The verse is from the poem “My Cottage Unroofed by Autumn Gales” by Poet Sage Du Fu (712-770). The cottage in the poem can still be visited today in Chengdu as a museum to commemorate this great poet.
Du Fu, who lived during the transitional time from the pinnacle to the decline of the Tang Dynasty (618 - 907), was a great Chinese realist poet. His path through life was hard and he was unsuccessful in his chosen profession, but his poetry compositions led him to be hailed as the poet of highest attainments in Chinese history.
The Thatched Cottage of Du Fu is located at the side of the Flower Bathing Brook on the western outskirts of Chengdu.

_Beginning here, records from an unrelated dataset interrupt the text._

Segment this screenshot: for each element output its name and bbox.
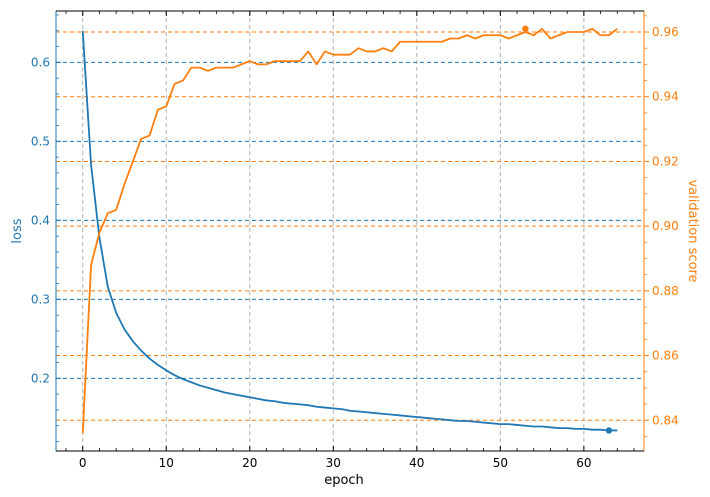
x-axis-label: epoch — [324, 473, 364, 488]
left-y-tick-label: 0.5 — [31, 134, 50, 148]
left-y-tick-label: 0.4 — [31, 213, 50, 227]
grid-lines — [56, 11, 644, 451]
x-tick-label: 50 — [493, 456, 508, 470]
right-y-axis-label: validation score — [685, 179, 700, 282]
x-tick-label: 60 — [576, 456, 591, 470]
axis-ticks: 0 10 20 30 40 50 60 0.2 0.3 0.4 0.5 0.6 0.84 0.86 0.88… — [31, 11, 679, 470]
right-y-tick-label: 0.92 — [652, 154, 679, 168]
left-y-axis-label: loss — [10, 218, 25, 243]
left-y-tick-label: 0.6 — [31, 55, 50, 69]
left-y-tick-label: 0.2 — [31, 371, 50, 385]
validation-score-series-line — [81, 27, 618, 434]
right-y-tick-label: 0.90 — [652, 219, 679, 233]
validation-score-series-marker — [522, 25, 529, 32]
x-tick-label: 10 — [159, 456, 174, 470]
loss-series-line — [81, 30, 618, 432]
x-tick-label: 40 — [409, 456, 424, 470]
x-tick-label: 20 — [242, 456, 257, 470]
right-y-tick-label: 0.94 — [652, 90, 679, 104]
right-y-tick-label: 0.96 — [652, 25, 679, 39]
x-tick-label: 30 — [326, 456, 341, 470]
left-y-tick-label: 0.3 — [31, 292, 50, 306]
right-y-tick-label: 0.84 — [652, 413, 679, 427]
x-tick-label: 0 — [79, 456, 87, 470]
right-y-tick-label: 0.88 — [652, 284, 679, 298]
right-y-tick-label: 0.86 — [652, 349, 679, 363]
series-lines — [81, 25, 618, 434]
loss-series-marker — [605, 427, 613, 434]
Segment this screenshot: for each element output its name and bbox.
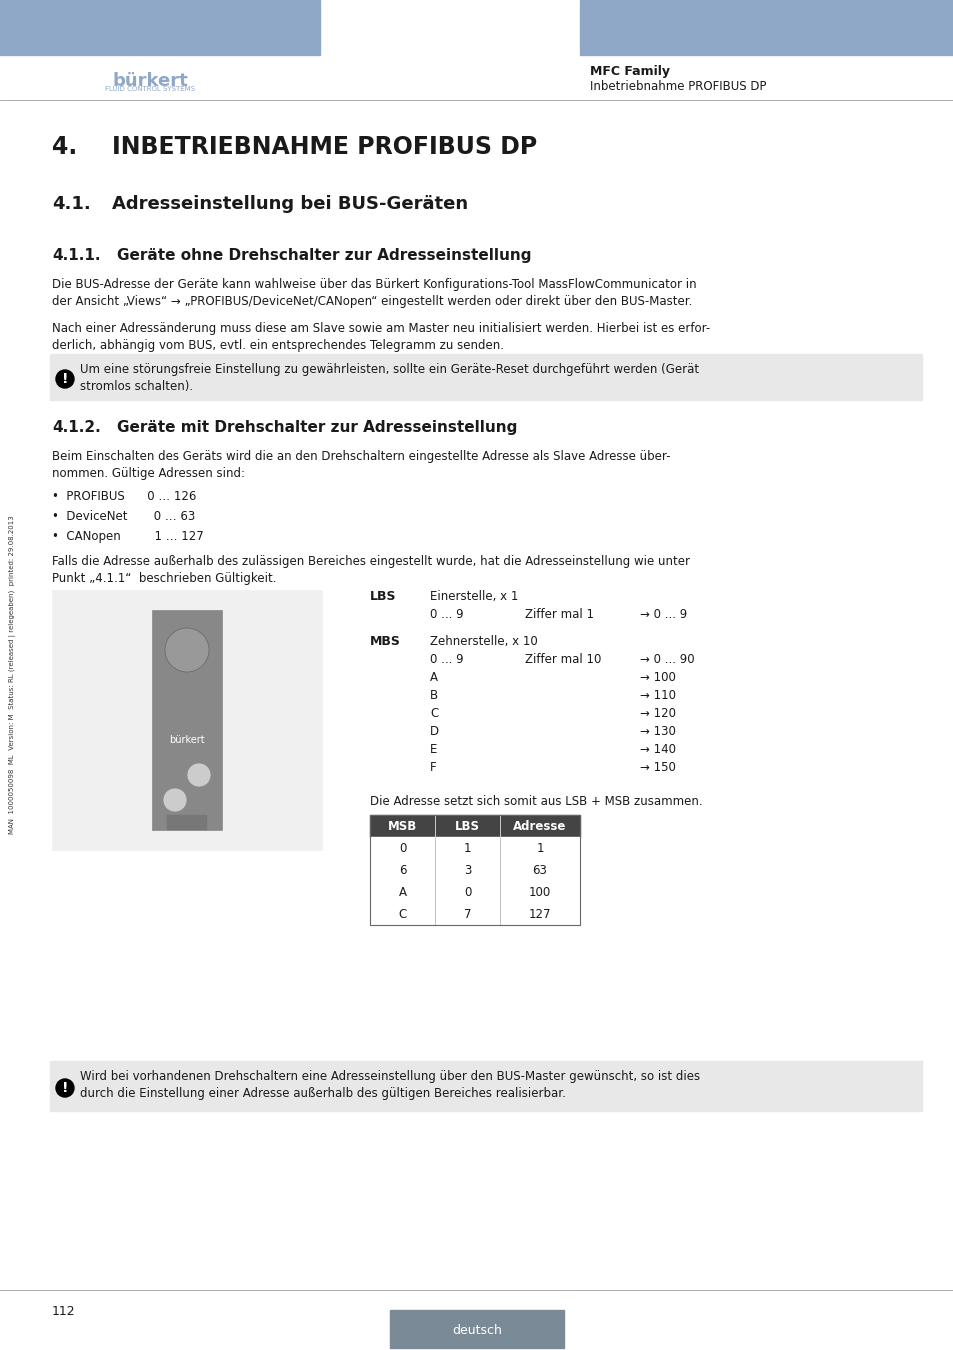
Bar	[370, 859, 579, 882]
Text: 63: 63	[532, 864, 547, 876]
Text: Zehnerstelle, x 10: Zehnerstelle, x 10	[430, 634, 537, 648]
Text: Inbetriebnahme PROFIBUS DP: Inbetriebnahme PROFIBUS DP	[589, 80, 765, 93]
Text: LBS: LBS	[370, 590, 396, 603]
Text: 0 ... 9: 0 ... 9	[430, 608, 463, 621]
Text: → 130: → 130	[639, 725, 675, 738]
Text: Beim Einschalten des Geräts wird die an den Drehschaltern eingestellte Adresse a: Beim Einschalten des Geräts wird die an …	[52, 450, 670, 481]
Text: A: A	[430, 671, 437, 684]
Text: → 0 ... 90: → 0 ... 90	[639, 653, 694, 666]
Text: 1: 1	[536, 841, 543, 855]
Bar	[390, 1310, 563, 1349]
Text: 7: 7	[463, 907, 471, 921]
Text: → 120: → 120	[639, 707, 676, 720]
Text: bürkert: bürkert	[112, 72, 188, 90]
Text: 127: 127	[528, 907, 551, 921]
Bar	[370, 903, 579, 925]
Bar	[167, 815, 207, 830]
Text: 4.1.2.: 4.1.2.	[52, 420, 101, 435]
Text: → 0 ... 9: → 0 ... 9	[639, 608, 686, 621]
Text: Einerstelle, x 1: Einerstelle, x 1	[430, 590, 517, 603]
Bar	[50, 354, 921, 400]
Circle shape	[187, 763, 211, 787]
Text: INBETRIEBNAHME PROFIBUS DP: INBETRIEBNAHME PROFIBUS DP	[112, 135, 537, 159]
Text: → 140: → 140	[639, 743, 676, 756]
Text: Ziffer mal 1: Ziffer mal 1	[524, 608, 594, 621]
Text: Die Adresse setzt sich somit aus LSB + MSB zusammen.: Die Adresse setzt sich somit aus LSB + M…	[370, 795, 702, 809]
Circle shape	[163, 788, 187, 811]
Text: 0 ... 9: 0 ... 9	[430, 653, 463, 666]
Text: Nach einer Adressänderung muss diese am Slave sowie am Master neu initialisiert : Nach einer Adressänderung muss diese am …	[52, 323, 709, 352]
Text: !: !	[62, 1081, 69, 1095]
Text: 4.: 4.	[52, 135, 77, 159]
Text: Geräte mit Drehschalter zur Adresseinstellung: Geräte mit Drehschalter zur Adresseinste…	[117, 420, 517, 435]
Text: Um eine störungsfreie Einstellung zu gewährleisten, sollte ein Geräte-Reset durc: Um eine störungsfreie Einstellung zu gew…	[80, 363, 699, 393]
Text: 0: 0	[463, 886, 471, 899]
Text: → 100: → 100	[639, 671, 675, 684]
Text: F: F	[430, 761, 436, 774]
Bar	[52, 590, 322, 850]
Text: 1: 1	[463, 841, 471, 855]
Text: B: B	[430, 688, 437, 702]
Text: D: D	[430, 725, 438, 738]
Text: MBS: MBS	[370, 634, 400, 648]
Text: •  CANopen         1 … 127: • CANopen 1 … 127	[52, 531, 204, 543]
Text: C: C	[430, 707, 437, 720]
Bar	[370, 815, 579, 837]
Text: Ziffer mal 10: Ziffer mal 10	[524, 653, 600, 666]
Bar	[50, 1061, 921, 1111]
Bar	[370, 882, 579, 903]
Text: Geräte ohne Drehschalter zur Adresseinstellung: Geräte ohne Drehschalter zur Adresseinst…	[117, 248, 531, 263]
Circle shape	[56, 370, 74, 387]
Text: 0: 0	[398, 841, 406, 855]
Text: FLUID CONTROL SYSTEMS: FLUID CONTROL SYSTEMS	[105, 86, 194, 92]
Text: •  PROFIBUS      0 … 126: • PROFIBUS 0 … 126	[52, 490, 196, 504]
Text: → 110: → 110	[639, 688, 676, 702]
Text: LBS: LBS	[455, 819, 479, 833]
Circle shape	[165, 628, 209, 672]
Circle shape	[56, 1079, 74, 1098]
Text: 112: 112	[52, 1305, 75, 1318]
Text: Wird bei vorhandenen Drehschaltern eine Adresseinstellung über den BUS-Master ge: Wird bei vorhandenen Drehschaltern eine …	[80, 1071, 700, 1100]
Bar	[370, 837, 579, 859]
Bar	[0, 0, 319, 55]
Text: MAN  1000050098  ML  Version: M  Status: RL (released | relegeaben)  printed: 29: MAN 1000050098 ML Version: M Status: RL …	[9, 516, 15, 834]
Text: A: A	[398, 886, 406, 899]
Text: → 150: → 150	[639, 761, 675, 774]
Text: !: !	[62, 373, 69, 386]
Text: MFC Family: MFC Family	[589, 65, 669, 78]
Text: 4.1.1.: 4.1.1.	[52, 248, 100, 263]
Text: Falls die Adresse außerhalb des zulässigen Bereiches eingestellt wurde, hat die : Falls die Adresse außerhalb des zulässig…	[52, 555, 689, 585]
Text: •  DeviceNet       0 … 63: • DeviceNet 0 … 63	[52, 510, 195, 522]
Text: 3: 3	[463, 864, 471, 876]
Bar	[152, 610, 222, 830]
Text: C: C	[398, 907, 406, 921]
Text: MSB: MSB	[388, 819, 416, 833]
Bar	[370, 815, 579, 925]
Text: 100: 100	[528, 886, 551, 899]
Text: Adresse: Adresse	[513, 819, 566, 833]
Text: Die BUS-Adresse der Geräte kann wahlweise über das Bürkert Konfigurations-Tool M: Die BUS-Adresse der Geräte kann wahlweis…	[52, 278, 696, 308]
Text: 4.1.: 4.1.	[52, 194, 91, 213]
Text: bürkert: bürkert	[169, 734, 205, 745]
Text: E: E	[430, 743, 436, 756]
Text: Adresseinstellung bei BUS-Geräten: Adresseinstellung bei BUS-Geräten	[112, 194, 468, 213]
Text: deutsch: deutsch	[452, 1324, 501, 1338]
Text: 6: 6	[398, 864, 406, 876]
Bar	[579, 0, 953, 55]
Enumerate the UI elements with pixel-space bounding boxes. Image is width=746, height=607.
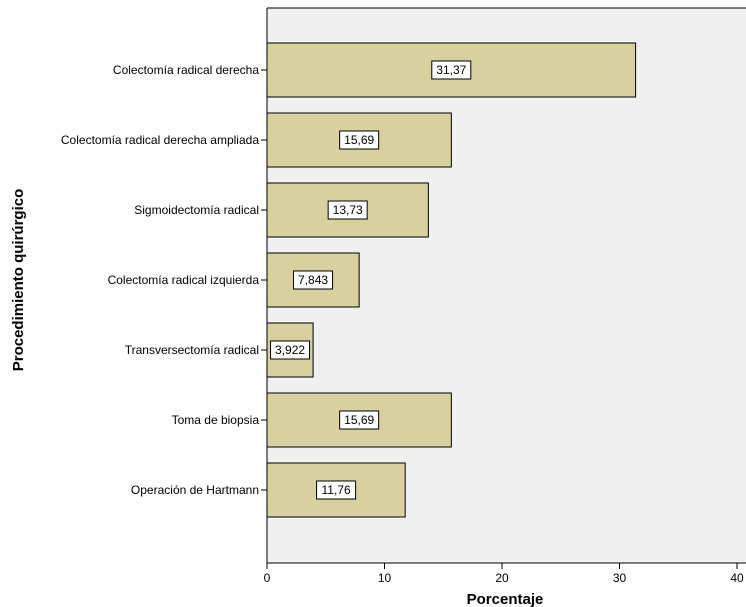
- data-label-box-3: [327, 200, 368, 220]
- data-label-1: 31,37: [436, 63, 466, 77]
- data-label-box-7: [316, 480, 357, 500]
- x-tick-label-2: 10: [378, 571, 392, 585]
- category-label-1: Colectomía radical derecha: [113, 63, 259, 77]
- data-label-7: 11,76: [322, 483, 351, 497]
- category-label-3: Sigmoidectomía radical: [134, 203, 259, 217]
- data-label-5: 3,922: [275, 343, 305, 357]
- y-axis-title: Procedimiento quirúrgico: [10, 189, 27, 372]
- category-label-6: Toma de biopsia: [172, 413, 260, 427]
- x-axis-title: Porcentaje: [467, 591, 544, 607]
- data-label-box-2: [339, 130, 380, 150]
- axes-group: Colectomía radical derecha Colectomía rad…: [61, 7, 746, 585]
- data-label-3: 13,73: [333, 203, 363, 217]
- data-label-box-1: [431, 60, 472, 80]
- category-label-5: Transversectomía radical: [125, 343, 259, 357]
- x-tick-label-1: 0: [264, 571, 271, 585]
- x-tick-label-3: 20: [495, 571, 509, 585]
- data-label-6: 15,69: [344, 413, 374, 427]
- category-label-7: Operación de Hartmann: [131, 483, 259, 497]
- bars-group: 31,37 15,69 13,73 7,843 3,922 15,69 11,76: [266, 42, 637, 518]
- data-label-2: 15,69: [344, 133, 374, 147]
- category-label-2: Colectomía radical derecha ampliada: [61, 133, 259, 147]
- data-label-box-5: [270, 340, 311, 360]
- x-tick-label-4: 30: [613, 571, 627, 585]
- x-tick-label-5: 40: [730, 571, 744, 585]
- data-label-box-6: [339, 410, 380, 430]
- data-label-box-4: [293, 270, 334, 290]
- category-label-4: Colectomía radical izquierda: [108, 273, 260, 287]
- data-label-4: 7,843: [298, 273, 328, 287]
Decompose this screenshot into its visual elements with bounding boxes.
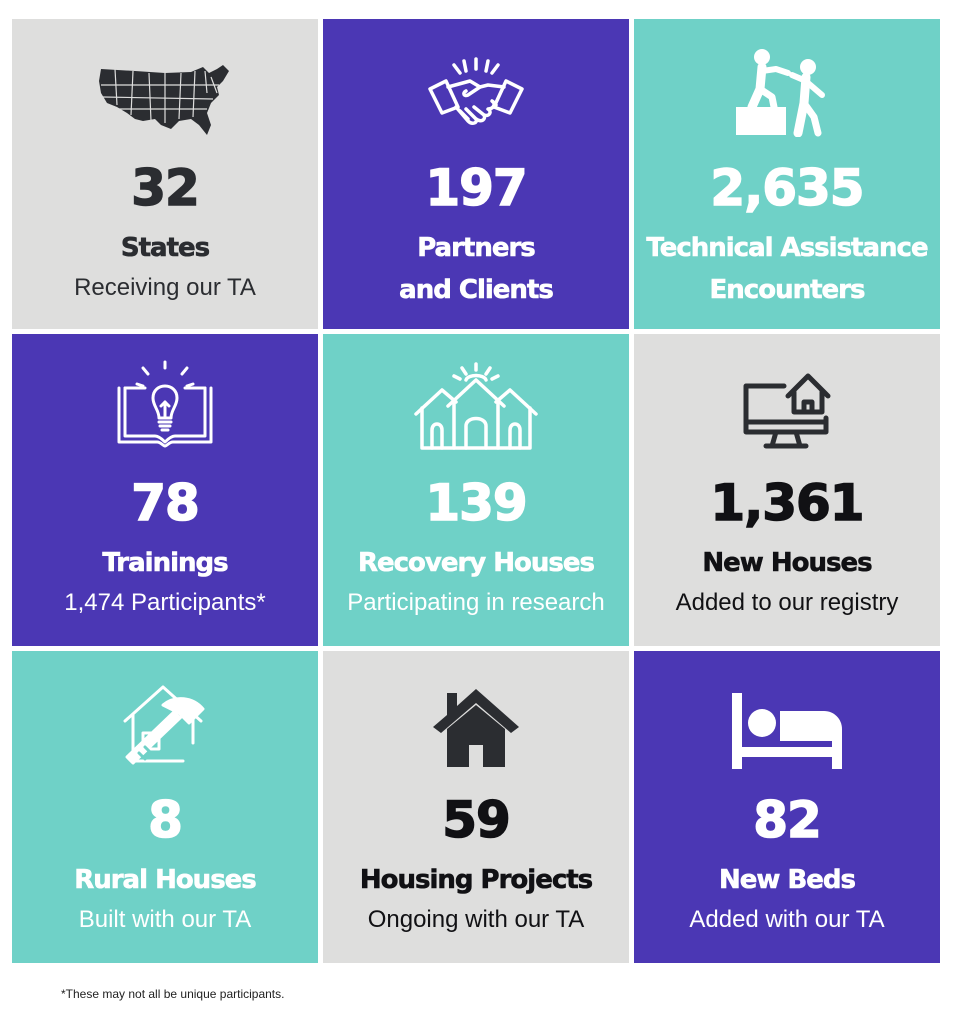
tile-states: 32 States Receiving our TA	[12, 19, 318, 329]
house-hammer-icon	[123, 669, 207, 769]
rural-houses-subtitle: Built with our TA	[78, 906, 252, 933]
recovery-houses-title: Recovery Houses	[357, 548, 596, 579]
tile-housing-projects: 59 Housing Projects Ongoing with our TA	[323, 651, 629, 963]
rural-houses-count: 8	[147, 791, 183, 849]
tile-trainings: 78 Trainings 1,474 Participants*	[12, 334, 318, 646]
new-beds-title: New Beds	[718, 865, 857, 896]
new-houses-subtitle: Added to our registry	[675, 589, 899, 616]
new-beds-subtitle: Added with our TA	[689, 906, 885, 933]
technical-assistance-title-line2: Encounters	[709, 275, 866, 306]
housing-projects-title: Housing Projects	[359, 865, 594, 896]
usa-map-icon	[95, 37, 235, 137]
trainings-subtitle: 1,474 Participants*	[64, 589, 266, 616]
technical-assistance-title-line1: Technical Assistance	[646, 233, 929, 264]
recovery-houses-count: 139	[425, 474, 529, 532]
tile-partners: 197 Partners and Clients	[323, 19, 629, 329]
rural-houses-title: Rural Houses	[74, 865, 257, 896]
trainings-count: 78	[130, 474, 200, 532]
states-subtitle: Receiving our TA	[74, 274, 256, 301]
partners-count: 197	[425, 159, 529, 217]
recovery-houses-subtitle: Participating in research	[347, 589, 605, 616]
tile-recovery-houses: 139 Recovery Houses Participating in res…	[323, 334, 629, 646]
footnote: *These may not all be unique participant…	[61, 987, 285, 1001]
trainings-title: Trainings	[102, 548, 229, 579]
tile-technical-assistance: 2,635 Technical Assistance Encounters	[634, 19, 940, 329]
tile-rural-houses: 8 Rural Houses Built with our TA	[12, 651, 318, 963]
housing-projects-count: 59	[441, 791, 511, 849]
technical-assistance-count: 2,635	[710, 159, 866, 217]
states-title: States	[120, 233, 211, 264]
tile-new-houses: 1,361 New Houses Added to our registry	[634, 334, 940, 646]
houses-sunrise-icon	[414, 352, 538, 452]
bed-icon	[732, 669, 842, 769]
stats-grid: 32 States Receiving our TA 197 Partners …	[12, 19, 940, 963]
helping-hand-climb-icon	[732, 37, 842, 137]
new-houses-title: New Houses	[702, 548, 873, 579]
tile-new-beds: 82 New Beds Added with our TA	[634, 651, 940, 963]
lightbulb-book-icon	[113, 352, 217, 452]
partners-title-line1: Partners	[417, 233, 536, 264]
new-beds-count: 82	[752, 791, 822, 849]
handshake-icon	[426, 37, 526, 137]
partners-title-line2: and Clients	[399, 275, 554, 306]
new-houses-count: 1,361	[710, 474, 866, 532]
housing-projects-subtitle: Ongoing with our TA	[367, 906, 585, 933]
computer-house-icon	[740, 352, 834, 452]
house-icon	[431, 669, 521, 769]
states-count: 32	[130, 159, 200, 217]
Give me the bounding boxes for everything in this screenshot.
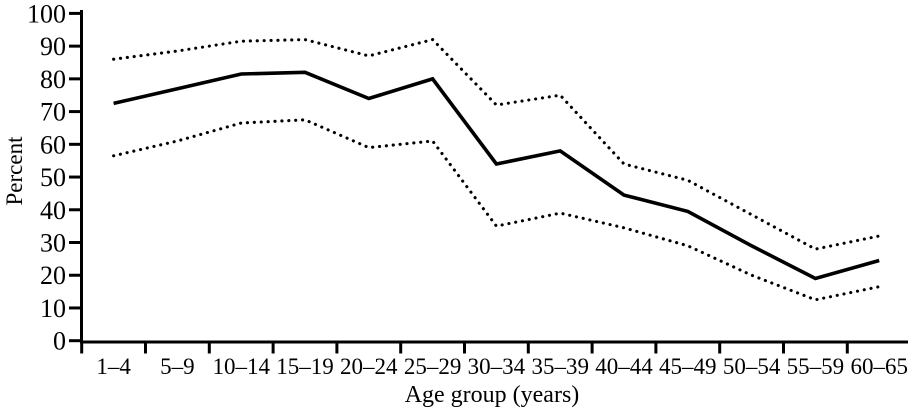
x-tick-label: 50–54 <box>723 354 781 379</box>
upper-confidence-band-line <box>112 37 881 251</box>
y-tick-label: 70 <box>40 98 66 127</box>
x-tick-label: 20–24 <box>340 354 398 379</box>
axis-tick-labels: 0 10 20 30 40 50 60 70 80 90 100 1–4 5–9 10–14 15–19 20… <box>27 0 908 379</box>
estimate-line <box>113 70 880 281</box>
x-tick-label: 1–4 <box>96 354 131 379</box>
x-tick-label: 30–34 <box>468 354 526 379</box>
lower-confidence-band-line <box>112 118 881 302</box>
y-tick-label: 80 <box>40 65 66 94</box>
x-axis-title: Age group (years) <box>405 382 580 408</box>
x-tick-label: 5–9 <box>160 354 195 379</box>
y-axis-title: Percent <box>2 136 27 206</box>
x-tick-label: 40–44 <box>595 354 653 379</box>
y-tick-label: 50 <box>40 163 66 192</box>
y-tick-label: 40 <box>40 196 66 225</box>
x-tick-label: 60–65 <box>850 354 908 379</box>
x-tick-label: 15–19 <box>276 354 334 379</box>
y-tick-label: 100 <box>27 0 66 28</box>
x-tick-label: 45–49 <box>659 354 717 379</box>
y-tick-label: 10 <box>40 294 66 323</box>
x-tick-label: 25–29 <box>404 354 462 379</box>
axes <box>80 10 908 344</box>
y-tick-label: 20 <box>40 261 66 290</box>
data-series <box>112 37 881 302</box>
y-tick-label: 60 <box>40 130 66 159</box>
y-tick-label: 0 <box>53 327 66 356</box>
y-tick-label: 90 <box>40 32 66 61</box>
x-tick-label: 10–14 <box>212 354 270 379</box>
x-tick-label: 35–39 <box>531 354 589 379</box>
x-tick-label: 55–59 <box>787 354 845 379</box>
y-tick-label: 30 <box>40 229 66 258</box>
axis-ticks <box>69 11 849 354</box>
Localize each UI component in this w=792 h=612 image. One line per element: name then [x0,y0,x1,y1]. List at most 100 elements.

During his stay of nearly four years, he composed more than 240 poems reflecting upon the misery of the people. His poems exercised a deep and enduring influence on the development of Chinese literature and are regarded as some of the highest achievements of any Chinese poet.
The Museum consists of a Memorial Hall, the Da Ya Tang Hall (the hall of great poets) and the Thatched Cottage of Du Fu. In addition to a display about his life, there is a library with books and ancient wooden carvings of his poems and a foreign section which holds books with his poems in different languages. Other famous attractions include the Tablet Pavilion, Fan’an Temple, three bamboo groves and a plum garden. The Tablet Pavilion, which was the original site of the old cottage, consists of nine rooms and bears a thatched roof.